Rain, wind forecast as cold front cuts wide swath across country
By HOU LIQIANG | China Daily | Updated: 2019-04-09 09:37
Many regions across the country will be hit by high winds and precipitation, with temperatures dropping by as much as 15 C, as a new bout of cold air penetrates the country, according to the national observatory.
With the arrival of cold air on Saturday, the Xinjiang Uygur autonomous region experienced a general temperature decrease of 6 to 8 C. A similar decrease is expected in northwestern China, northern China and many areas in the central and eastern parts of the country in the coming three days, the National Meteorological Center said in a media release on Monday.
Some areas in the Yellow Sea, South China Sea and East China Sea may experience gusts of up to 100 kilometers per hour from Monday night to Wednesday, it said.
Zhang Tao, chief forecaster at the center, said Hubei province and northern Hunan and Jiangxi provinces are expected to see temperature decreases of more than 15 C. Temperature increases will occur in northern China on Friday but a little bit later in the south.
The center also said many areas in the central and eastern parts of the country will be engulfed by rain until Thursday. Some areas will experience snow, including northern China and eastern parts of Northwest China.
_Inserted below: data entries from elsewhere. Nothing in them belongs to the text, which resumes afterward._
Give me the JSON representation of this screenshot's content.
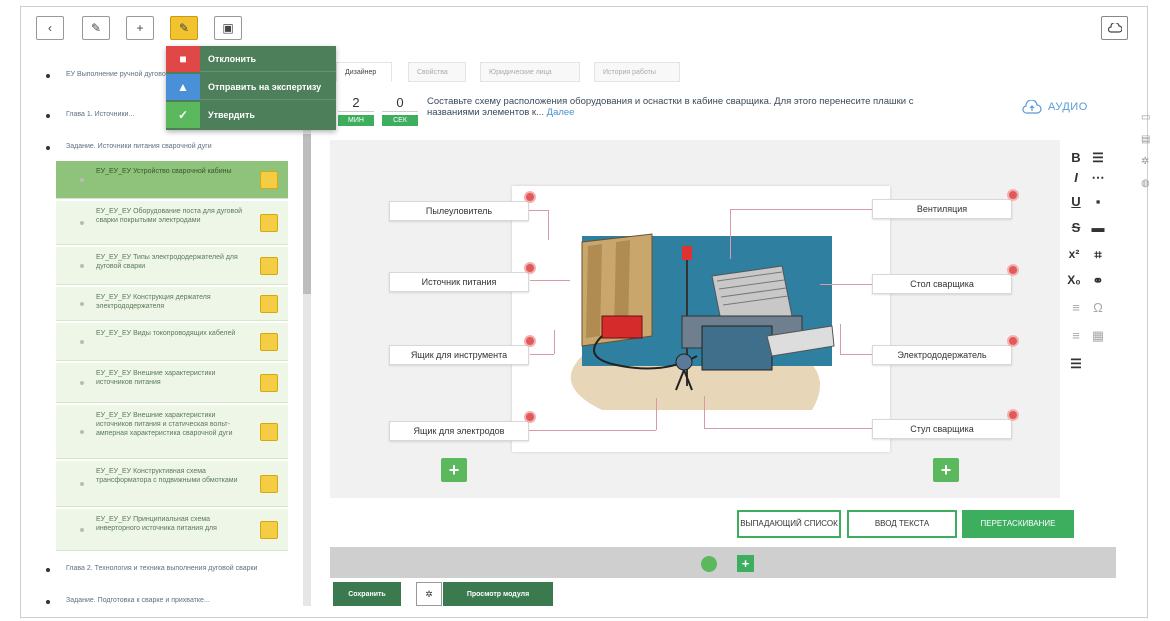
{
  "toolbar": {
    "buttons": [
      "back-icon",
      "edit-icon",
      "add-icon",
      "status-icon",
      "video-icon"
    ]
  },
  "status_menu": {
    "items": [
      {
        "label": "Отклонить",
        "color": "#e04848",
        "icon": "close-icon"
      },
      {
        "label": "Отправить на экспертизу",
        "color": "#4a90d9",
        "icon": "upload-icon"
      },
      {
        "label": "Утвердить",
        "color": "#5cb85c",
        "icon": "check-icon"
      }
    ]
  },
  "tree": {
    "root": "ЕУ Выполнение ручной дуговой сварки, резки деталей...",
    "chapter1": "Глава 1. Источники...",
    "section": "Задание. Источники питания сварочной дуги",
    "lessons": [
      "ЕУ_ЕУ_ЕУ Устройство сварочной кабины",
      "ЕУ_ЕУ_ЕУ Оборудование поста для дуговой сварки покрытыми электродами",
      "ЕУ_ЕУ_ЕУ Типы электрододержателей для дуговой сварки",
      "ЕУ_ЕУ_ЕУ Конструкция держателя электрододержателя",
      "ЕУ_ЕУ_ЕУ Виды токопроводящих кабелей",
      "ЕУ_ЕУ_ЕУ Внешние характеристики источников питания",
      "ЕУ_ЕУ_ЕУ Внешние характеристики источников питания и статическая вольт-амперная характеристика сварочной дуги",
      "ЕУ_ЕУ_ЕУ Конструктивная схема трансформатора с подвижными обмотками",
      "ЕУ_ЕУ_ЕУ Принципиальная схема инверторного источника питания для"
    ],
    "chapter2": "Глава 2. Технология и техника выполнения дуговой сварки",
    "chapter3": "Задание. Подготовка к сварке и прихватке..."
  },
  "tabs": [
    "Дизайнер",
    "Свойства",
    "Юридические лица",
    "История работы"
  ],
  "timer": {
    "minutes": "2",
    "minutes_label": "МИН",
    "seconds": "0",
    "seconds_label": "СЕК"
  },
  "task": {
    "text": "Составьте схему расположения оборудования и оснастки в кабине сварщика. Для этого перенесите плашки с названиями элементов к...",
    "more": "Далее"
  },
  "audio_label": "АУДИО",
  "labels_left": [
    "Пылеуловитель",
    "Источник питания",
    "Ящик для инструмента",
    "Ящик для электродов"
  ],
  "labels_right": [
    "Вентиляция",
    "Стол сварщика",
    "Электрододержатель",
    "Стул сварщика"
  ],
  "modes": {
    "dropdown": "ВЫПАДАЮЩИЙ СПИСОК",
    "text_input": "ВВОД ТЕКСТА",
    "drag": "ПЕРЕТАСКИВАНИЕ"
  },
  "footer": {
    "save": "Сохранить",
    "preview": "Просмотр модуля"
  },
  "colors": {
    "accent": "#3cae5e",
    "delete": "#e05a5a",
    "link": "#4a8fd4"
  }
}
Some areas in southern China will also be stricken by convective weather, which is characterized by strong winds, hail, thunderstorms and brief but heavy rainfall.
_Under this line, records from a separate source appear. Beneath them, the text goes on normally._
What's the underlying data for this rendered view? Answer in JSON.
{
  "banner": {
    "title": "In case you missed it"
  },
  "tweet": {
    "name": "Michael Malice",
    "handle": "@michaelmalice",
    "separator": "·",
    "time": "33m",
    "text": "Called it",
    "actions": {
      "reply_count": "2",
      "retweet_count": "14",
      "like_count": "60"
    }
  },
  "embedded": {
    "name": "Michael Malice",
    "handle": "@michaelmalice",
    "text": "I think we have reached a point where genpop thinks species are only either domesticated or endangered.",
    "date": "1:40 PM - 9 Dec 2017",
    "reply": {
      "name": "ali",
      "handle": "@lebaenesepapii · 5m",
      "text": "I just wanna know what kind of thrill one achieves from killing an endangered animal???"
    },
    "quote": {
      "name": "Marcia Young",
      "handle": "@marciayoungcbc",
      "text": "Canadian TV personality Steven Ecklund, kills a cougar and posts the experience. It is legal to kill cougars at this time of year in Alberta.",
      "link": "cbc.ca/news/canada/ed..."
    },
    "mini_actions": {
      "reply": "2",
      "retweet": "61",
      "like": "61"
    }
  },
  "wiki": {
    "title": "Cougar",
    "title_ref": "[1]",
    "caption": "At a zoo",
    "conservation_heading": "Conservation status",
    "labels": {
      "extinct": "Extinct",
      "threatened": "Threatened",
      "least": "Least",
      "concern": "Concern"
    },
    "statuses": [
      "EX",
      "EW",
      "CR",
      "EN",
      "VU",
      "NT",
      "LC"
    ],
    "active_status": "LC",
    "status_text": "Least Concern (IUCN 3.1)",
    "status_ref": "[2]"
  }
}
Most of the precipitation will fall from Monday night to Tuesday daytime. Brief but heavy rain will hit some areas in Henan, Anhui, Hubei, Jiangsu and Hunan provinces, the first three of which will also experience thunderstorms, high winds or hail, Zhang said.
"This bout of cold air and precipitation will obviously relieve the fire risks in forests and prairies in northern China," Zhang said, adding that the temperature decrease, wide-spreading stable precipitation and the comparatively slow wind could all help reduce the risk.
A red alert, the highest level, has been issued for forest fires in northern and southwestern regions. The risk of fires will stay at the highest level until Monday in Beijing and Tianjin, and in Hebei, Shanxi and Sichuan provinces.
Zhang said that people in areas affected by convective weather should take precautionary measures and pay close attention to weather forecasts if they travel.
Convective weather is typically listed after typhoons, earthquakes and floods for destructiveness.
According to the top emergency management authority, China was stricken by five connective weather events in the first quarter this year. The most destructive and longest-lasting one hit Anhui, Jiangxi and Hunan provinces and the Guangxi Zhuang autonomous region from March 19 to 22, leaving nine people dead.